Principle 3: Give Users Control
Because virality and privacy are polar opposites, transparency is a must. Be up front about what your app is sharing, and give users full control over whether to share. If users don’t trust the app or suddenly see content appear on social networks that they don’t want to be shared, they’ll stop using your app or, worse, leave negative reviews on iTunes.
Be transparent about what is being shared. The social fitness app Teemo tells users what will be shared before they even log into the app. Sonar (iTunes link) reminds users that it won’t post to their accounts unless explicitly told to.
Always allow users to control what is shared. This can easily be done by including a settings screen with toggles for controlling the sharing options, like in Pinterest’s app.
Principle 4: Keep Pulling Them Back In
The more people use your app, the longer you’ll stick around. The longer you stick around, the more that customers and onlookers will say good things about you, spreading word of mouth and increasing your profits. So, think about people downloading your app as a springboard to achieving more, rather than as the finish line.
Send users useful notifications that motivate them to return. Don’t wait for them to start using your app. Keep sending them useful messages, as well as showing them tips to encourage them to use your app. This should be a part of your core features.

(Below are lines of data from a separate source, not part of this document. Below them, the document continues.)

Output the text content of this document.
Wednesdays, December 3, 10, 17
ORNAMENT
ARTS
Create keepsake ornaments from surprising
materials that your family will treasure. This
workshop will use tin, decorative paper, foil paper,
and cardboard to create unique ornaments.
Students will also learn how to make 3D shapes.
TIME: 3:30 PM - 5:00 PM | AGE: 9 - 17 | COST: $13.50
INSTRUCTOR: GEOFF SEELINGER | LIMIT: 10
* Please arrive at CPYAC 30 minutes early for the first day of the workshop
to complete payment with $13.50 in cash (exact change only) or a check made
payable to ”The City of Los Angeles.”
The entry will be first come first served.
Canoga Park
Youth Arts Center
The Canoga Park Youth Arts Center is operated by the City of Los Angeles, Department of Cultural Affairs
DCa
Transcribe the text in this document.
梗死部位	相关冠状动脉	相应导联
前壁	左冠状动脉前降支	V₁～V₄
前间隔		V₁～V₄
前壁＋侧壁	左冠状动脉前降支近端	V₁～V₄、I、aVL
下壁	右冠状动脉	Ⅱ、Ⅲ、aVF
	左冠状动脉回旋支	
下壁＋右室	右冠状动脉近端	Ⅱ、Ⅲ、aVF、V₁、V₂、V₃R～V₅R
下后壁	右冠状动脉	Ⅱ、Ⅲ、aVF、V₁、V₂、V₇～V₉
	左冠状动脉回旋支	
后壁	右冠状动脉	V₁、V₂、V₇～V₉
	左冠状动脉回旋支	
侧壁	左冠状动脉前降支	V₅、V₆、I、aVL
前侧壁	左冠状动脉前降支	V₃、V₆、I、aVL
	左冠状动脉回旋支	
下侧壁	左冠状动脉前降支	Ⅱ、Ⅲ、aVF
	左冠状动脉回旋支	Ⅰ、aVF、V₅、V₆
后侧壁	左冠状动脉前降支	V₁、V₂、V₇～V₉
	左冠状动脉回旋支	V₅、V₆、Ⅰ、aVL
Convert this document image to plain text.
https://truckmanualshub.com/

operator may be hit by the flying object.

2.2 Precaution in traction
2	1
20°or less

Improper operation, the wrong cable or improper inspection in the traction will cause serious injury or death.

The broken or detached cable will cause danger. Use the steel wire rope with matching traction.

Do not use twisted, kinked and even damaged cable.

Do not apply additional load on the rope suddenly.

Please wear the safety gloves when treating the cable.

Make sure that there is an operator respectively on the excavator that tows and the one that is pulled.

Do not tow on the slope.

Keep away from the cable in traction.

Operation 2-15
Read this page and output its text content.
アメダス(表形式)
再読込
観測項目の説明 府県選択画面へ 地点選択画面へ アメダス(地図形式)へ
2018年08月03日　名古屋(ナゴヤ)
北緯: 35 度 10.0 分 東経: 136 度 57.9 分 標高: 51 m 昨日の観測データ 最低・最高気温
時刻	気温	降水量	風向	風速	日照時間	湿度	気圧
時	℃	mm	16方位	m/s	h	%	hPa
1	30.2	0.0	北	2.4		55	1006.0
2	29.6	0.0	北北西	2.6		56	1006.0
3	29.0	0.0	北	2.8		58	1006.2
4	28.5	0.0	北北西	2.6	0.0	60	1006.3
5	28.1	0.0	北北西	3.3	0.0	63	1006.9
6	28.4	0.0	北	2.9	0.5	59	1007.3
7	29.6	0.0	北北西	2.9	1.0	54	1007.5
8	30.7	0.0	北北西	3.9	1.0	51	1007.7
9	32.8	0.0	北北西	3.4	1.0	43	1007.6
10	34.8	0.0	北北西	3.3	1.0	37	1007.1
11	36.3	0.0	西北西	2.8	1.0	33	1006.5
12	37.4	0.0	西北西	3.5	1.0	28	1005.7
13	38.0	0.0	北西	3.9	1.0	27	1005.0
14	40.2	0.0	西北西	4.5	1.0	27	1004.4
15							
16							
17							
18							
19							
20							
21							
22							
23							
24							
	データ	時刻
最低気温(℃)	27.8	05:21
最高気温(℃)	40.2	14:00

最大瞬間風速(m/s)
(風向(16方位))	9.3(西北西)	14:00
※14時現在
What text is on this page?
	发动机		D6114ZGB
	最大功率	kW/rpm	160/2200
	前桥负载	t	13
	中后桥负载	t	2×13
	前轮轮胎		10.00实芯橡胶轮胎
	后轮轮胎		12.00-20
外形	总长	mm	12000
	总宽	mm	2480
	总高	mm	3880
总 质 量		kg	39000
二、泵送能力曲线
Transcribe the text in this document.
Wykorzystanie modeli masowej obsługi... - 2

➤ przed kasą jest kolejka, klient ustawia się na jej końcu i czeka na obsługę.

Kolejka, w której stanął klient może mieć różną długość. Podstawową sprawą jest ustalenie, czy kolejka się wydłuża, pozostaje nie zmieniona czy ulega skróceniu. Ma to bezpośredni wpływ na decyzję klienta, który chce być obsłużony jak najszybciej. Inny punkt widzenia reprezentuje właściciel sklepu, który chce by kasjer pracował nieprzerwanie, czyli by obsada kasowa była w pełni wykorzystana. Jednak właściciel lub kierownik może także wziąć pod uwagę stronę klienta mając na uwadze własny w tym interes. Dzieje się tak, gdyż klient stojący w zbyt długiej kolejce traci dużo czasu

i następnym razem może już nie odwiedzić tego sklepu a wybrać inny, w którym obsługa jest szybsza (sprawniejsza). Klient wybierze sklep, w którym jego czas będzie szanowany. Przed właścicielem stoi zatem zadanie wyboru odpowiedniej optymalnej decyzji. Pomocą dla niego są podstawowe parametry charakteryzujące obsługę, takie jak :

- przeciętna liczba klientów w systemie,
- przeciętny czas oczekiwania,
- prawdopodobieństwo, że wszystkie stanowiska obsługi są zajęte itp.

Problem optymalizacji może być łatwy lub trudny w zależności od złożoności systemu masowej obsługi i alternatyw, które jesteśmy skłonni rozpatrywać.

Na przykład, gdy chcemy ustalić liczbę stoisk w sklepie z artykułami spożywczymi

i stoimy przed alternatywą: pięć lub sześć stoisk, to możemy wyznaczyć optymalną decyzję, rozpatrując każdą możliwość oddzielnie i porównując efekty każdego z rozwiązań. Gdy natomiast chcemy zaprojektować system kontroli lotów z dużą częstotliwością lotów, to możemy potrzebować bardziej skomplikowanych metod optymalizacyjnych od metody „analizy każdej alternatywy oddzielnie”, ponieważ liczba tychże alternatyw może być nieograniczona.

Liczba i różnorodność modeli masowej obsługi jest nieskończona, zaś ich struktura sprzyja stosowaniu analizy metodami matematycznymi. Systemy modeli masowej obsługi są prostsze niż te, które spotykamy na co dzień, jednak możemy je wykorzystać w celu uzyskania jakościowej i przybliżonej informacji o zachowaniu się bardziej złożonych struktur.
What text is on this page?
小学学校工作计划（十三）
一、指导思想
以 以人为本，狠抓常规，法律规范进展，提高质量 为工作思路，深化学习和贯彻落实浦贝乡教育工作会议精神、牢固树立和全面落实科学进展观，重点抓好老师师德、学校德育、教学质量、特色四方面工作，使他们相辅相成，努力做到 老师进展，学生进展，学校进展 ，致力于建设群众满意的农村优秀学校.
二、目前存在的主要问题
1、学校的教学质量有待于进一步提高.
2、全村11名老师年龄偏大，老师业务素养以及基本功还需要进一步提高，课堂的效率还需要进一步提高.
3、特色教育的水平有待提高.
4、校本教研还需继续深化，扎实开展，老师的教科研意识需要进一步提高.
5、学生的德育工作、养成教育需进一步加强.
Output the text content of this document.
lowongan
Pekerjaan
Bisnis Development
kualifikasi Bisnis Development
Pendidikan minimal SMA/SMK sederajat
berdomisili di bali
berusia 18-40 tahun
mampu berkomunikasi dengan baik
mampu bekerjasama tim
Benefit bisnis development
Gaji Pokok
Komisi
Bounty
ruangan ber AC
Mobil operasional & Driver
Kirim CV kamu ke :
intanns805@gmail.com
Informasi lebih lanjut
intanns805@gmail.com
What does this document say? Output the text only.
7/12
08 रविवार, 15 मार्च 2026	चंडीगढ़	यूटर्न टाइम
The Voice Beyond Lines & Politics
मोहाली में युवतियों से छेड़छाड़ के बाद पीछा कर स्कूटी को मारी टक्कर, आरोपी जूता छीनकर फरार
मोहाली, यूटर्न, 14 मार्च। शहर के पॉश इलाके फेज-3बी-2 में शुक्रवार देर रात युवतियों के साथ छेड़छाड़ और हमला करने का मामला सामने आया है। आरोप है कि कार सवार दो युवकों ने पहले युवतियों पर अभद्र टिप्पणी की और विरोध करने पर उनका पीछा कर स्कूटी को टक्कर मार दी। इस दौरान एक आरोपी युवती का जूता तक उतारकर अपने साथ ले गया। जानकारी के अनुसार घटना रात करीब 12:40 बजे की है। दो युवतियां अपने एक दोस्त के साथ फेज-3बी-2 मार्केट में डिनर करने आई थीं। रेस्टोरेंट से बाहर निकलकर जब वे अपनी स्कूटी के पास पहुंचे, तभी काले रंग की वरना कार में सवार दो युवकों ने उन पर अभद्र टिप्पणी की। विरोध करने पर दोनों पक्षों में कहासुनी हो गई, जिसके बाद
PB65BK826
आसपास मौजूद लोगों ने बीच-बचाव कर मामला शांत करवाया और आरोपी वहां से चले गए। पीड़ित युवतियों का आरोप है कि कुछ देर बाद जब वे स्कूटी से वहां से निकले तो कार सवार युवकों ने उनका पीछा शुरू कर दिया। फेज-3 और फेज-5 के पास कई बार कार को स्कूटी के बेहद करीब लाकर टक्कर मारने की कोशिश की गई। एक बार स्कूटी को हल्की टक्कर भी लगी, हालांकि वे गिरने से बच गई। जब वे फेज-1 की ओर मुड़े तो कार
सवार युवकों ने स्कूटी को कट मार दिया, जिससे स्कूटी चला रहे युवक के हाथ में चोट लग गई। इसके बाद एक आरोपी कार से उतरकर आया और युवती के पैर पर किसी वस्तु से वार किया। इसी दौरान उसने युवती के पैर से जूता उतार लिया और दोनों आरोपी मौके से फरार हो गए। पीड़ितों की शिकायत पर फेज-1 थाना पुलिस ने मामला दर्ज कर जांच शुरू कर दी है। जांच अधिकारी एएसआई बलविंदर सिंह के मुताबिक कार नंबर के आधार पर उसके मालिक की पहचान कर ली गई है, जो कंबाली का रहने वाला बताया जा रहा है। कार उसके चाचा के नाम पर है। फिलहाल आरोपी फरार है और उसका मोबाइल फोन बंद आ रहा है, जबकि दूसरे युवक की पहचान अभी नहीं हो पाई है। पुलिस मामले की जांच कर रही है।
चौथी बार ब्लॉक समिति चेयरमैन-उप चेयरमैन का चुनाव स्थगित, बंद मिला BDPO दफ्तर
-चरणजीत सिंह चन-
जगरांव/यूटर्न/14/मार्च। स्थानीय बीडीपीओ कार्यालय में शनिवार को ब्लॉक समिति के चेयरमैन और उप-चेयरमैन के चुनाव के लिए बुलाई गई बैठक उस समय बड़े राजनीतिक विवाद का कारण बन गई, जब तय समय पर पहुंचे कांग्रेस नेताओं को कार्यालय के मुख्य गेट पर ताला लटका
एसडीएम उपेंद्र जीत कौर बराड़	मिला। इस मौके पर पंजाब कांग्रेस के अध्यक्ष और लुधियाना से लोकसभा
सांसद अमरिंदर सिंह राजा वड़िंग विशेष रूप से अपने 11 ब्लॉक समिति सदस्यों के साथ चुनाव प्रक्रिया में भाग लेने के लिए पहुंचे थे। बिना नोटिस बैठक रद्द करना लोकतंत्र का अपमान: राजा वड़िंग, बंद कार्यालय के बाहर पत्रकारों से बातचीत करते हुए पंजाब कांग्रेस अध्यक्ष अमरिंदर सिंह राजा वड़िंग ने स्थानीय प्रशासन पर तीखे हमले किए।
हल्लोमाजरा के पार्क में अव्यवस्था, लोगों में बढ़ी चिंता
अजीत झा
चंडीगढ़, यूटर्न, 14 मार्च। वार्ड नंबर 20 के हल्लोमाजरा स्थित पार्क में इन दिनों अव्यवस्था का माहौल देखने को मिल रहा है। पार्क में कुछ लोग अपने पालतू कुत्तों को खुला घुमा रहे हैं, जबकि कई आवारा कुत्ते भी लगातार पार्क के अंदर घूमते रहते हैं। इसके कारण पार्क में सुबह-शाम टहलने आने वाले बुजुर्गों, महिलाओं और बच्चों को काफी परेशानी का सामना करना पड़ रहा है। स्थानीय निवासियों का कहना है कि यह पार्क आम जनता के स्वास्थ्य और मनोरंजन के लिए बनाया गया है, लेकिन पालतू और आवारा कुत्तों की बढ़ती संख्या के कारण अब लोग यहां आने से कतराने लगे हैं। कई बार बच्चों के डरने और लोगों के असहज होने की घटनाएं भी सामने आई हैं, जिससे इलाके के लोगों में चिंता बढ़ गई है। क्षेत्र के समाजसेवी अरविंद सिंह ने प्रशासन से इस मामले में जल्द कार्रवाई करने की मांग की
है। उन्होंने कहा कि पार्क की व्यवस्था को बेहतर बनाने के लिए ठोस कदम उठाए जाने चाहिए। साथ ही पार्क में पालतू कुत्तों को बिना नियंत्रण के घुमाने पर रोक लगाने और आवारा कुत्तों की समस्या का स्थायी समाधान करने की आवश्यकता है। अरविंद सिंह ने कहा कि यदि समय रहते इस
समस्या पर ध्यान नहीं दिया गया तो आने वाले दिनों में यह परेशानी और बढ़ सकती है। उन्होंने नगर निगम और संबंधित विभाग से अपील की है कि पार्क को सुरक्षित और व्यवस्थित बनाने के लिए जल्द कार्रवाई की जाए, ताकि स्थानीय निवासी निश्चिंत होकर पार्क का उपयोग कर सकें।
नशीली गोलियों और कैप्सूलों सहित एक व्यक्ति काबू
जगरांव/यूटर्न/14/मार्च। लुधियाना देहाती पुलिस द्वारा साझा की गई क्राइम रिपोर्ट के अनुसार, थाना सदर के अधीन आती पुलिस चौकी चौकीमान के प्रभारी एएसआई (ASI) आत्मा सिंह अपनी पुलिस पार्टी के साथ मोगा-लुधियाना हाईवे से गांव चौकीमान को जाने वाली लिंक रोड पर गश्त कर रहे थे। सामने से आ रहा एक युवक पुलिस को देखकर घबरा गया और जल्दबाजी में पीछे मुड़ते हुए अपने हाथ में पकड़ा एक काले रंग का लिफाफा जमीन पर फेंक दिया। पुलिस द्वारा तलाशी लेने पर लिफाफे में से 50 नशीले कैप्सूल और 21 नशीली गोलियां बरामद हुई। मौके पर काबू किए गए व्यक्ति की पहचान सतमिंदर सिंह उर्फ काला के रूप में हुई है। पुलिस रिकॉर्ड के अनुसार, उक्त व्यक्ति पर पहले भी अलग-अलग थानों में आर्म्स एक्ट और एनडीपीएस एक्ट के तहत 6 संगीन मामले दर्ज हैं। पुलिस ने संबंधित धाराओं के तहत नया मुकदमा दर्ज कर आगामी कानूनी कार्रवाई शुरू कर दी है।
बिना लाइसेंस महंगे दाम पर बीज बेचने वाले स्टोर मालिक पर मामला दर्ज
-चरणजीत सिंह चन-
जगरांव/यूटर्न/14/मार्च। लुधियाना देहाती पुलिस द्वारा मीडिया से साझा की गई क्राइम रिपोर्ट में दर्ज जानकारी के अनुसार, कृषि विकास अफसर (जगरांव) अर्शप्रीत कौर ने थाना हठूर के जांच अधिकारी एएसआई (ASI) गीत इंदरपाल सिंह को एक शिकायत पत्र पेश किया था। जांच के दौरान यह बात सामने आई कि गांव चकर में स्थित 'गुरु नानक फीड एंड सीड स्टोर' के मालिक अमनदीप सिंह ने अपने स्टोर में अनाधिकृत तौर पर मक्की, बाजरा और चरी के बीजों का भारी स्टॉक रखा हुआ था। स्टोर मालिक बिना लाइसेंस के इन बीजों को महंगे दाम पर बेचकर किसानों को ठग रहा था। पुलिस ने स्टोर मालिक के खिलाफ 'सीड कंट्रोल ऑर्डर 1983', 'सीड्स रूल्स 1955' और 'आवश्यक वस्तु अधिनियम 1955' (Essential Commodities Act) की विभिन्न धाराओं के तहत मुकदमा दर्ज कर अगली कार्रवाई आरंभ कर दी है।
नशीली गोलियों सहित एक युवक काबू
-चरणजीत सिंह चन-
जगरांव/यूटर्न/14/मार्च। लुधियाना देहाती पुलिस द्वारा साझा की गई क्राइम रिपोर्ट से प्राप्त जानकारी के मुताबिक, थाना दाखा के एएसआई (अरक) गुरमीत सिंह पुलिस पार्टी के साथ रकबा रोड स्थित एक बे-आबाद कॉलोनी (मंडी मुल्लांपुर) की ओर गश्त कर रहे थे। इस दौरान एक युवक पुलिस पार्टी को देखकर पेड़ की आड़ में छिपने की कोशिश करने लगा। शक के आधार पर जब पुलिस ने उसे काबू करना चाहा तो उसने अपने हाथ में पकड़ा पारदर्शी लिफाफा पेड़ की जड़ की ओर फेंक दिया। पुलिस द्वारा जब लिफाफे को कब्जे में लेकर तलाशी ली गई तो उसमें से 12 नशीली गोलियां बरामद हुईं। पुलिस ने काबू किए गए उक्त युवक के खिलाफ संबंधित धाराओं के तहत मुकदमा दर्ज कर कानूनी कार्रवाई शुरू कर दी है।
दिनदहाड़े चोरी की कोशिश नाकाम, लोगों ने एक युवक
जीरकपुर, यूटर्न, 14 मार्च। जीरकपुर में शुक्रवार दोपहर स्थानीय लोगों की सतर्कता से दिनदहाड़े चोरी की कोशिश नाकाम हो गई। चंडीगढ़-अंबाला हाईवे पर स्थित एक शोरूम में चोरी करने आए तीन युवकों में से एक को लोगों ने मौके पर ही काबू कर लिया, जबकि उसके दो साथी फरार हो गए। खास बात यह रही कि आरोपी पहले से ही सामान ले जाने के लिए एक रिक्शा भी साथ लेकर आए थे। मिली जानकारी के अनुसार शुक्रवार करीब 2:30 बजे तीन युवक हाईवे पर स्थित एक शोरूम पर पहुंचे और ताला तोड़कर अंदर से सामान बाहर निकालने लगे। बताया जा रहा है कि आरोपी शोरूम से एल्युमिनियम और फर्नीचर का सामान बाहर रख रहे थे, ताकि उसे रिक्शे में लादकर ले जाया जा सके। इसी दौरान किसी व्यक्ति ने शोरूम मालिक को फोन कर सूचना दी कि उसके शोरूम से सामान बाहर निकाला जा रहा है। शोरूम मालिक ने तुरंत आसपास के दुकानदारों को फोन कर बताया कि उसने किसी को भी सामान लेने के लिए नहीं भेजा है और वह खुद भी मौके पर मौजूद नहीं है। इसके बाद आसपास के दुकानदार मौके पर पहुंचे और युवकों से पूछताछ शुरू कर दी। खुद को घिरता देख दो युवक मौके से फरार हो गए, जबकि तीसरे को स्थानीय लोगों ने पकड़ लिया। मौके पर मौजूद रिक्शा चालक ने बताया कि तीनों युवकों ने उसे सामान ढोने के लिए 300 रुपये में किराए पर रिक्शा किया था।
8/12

Also, keep sending friendly reminders and rewards to invite more friends, but be careful not to send out notifications that are worthless and annoying. That’s called spamming. Give users control over what notifications they receive and how they receive them, as We Heart Pics does.
Create challenges in which users can partake. When Diamond Dash introduced weekly tournaments, users went ballistic. When a player beats a friend’s score, the victory is posted to the winner’s Facebook timeline. When they reach a new level, win a medal or unlock a feature, Diamond Dash announces it to their entire Facebook network. This dynamic has created a friendly competition, pulling users back to the game a stunning 18.5 million times in just one month.
Let users create exclusive groups and invite others to participate, as in the case of a team of supporters in a weight loss or training app.
Promote users with exceptional content or activities. Target power users who have the most connections — these are the mavens who will create the best content. Reward them with freebies and promote them to be managers so that they can set up special groups, create high-end invitations and keep the conversations going. And set them as an example by suggesting that others follow them.
Viddy suggests following the most popular users, helping those users grow their audience.
Let users promote each other. This will help you discover trendsetters. These people might not have the largest following, but they are using your app in new and exciting ways.
Principle 5: Be Useful to a Lone Person
Your app should be of benefit to users, even without the social aspect. This isn’t a requirement, but it does make your chances of going viral much higher. It gives people a chance to kick the tires first. Most people won’t invite others to join the app unless they already know it’s good. To find that out, they have to road test it a few times first.
Your app must have something meaningful for the user to do right away, without inviting friends. When your user base increases, the value of the app’s main function increases as well.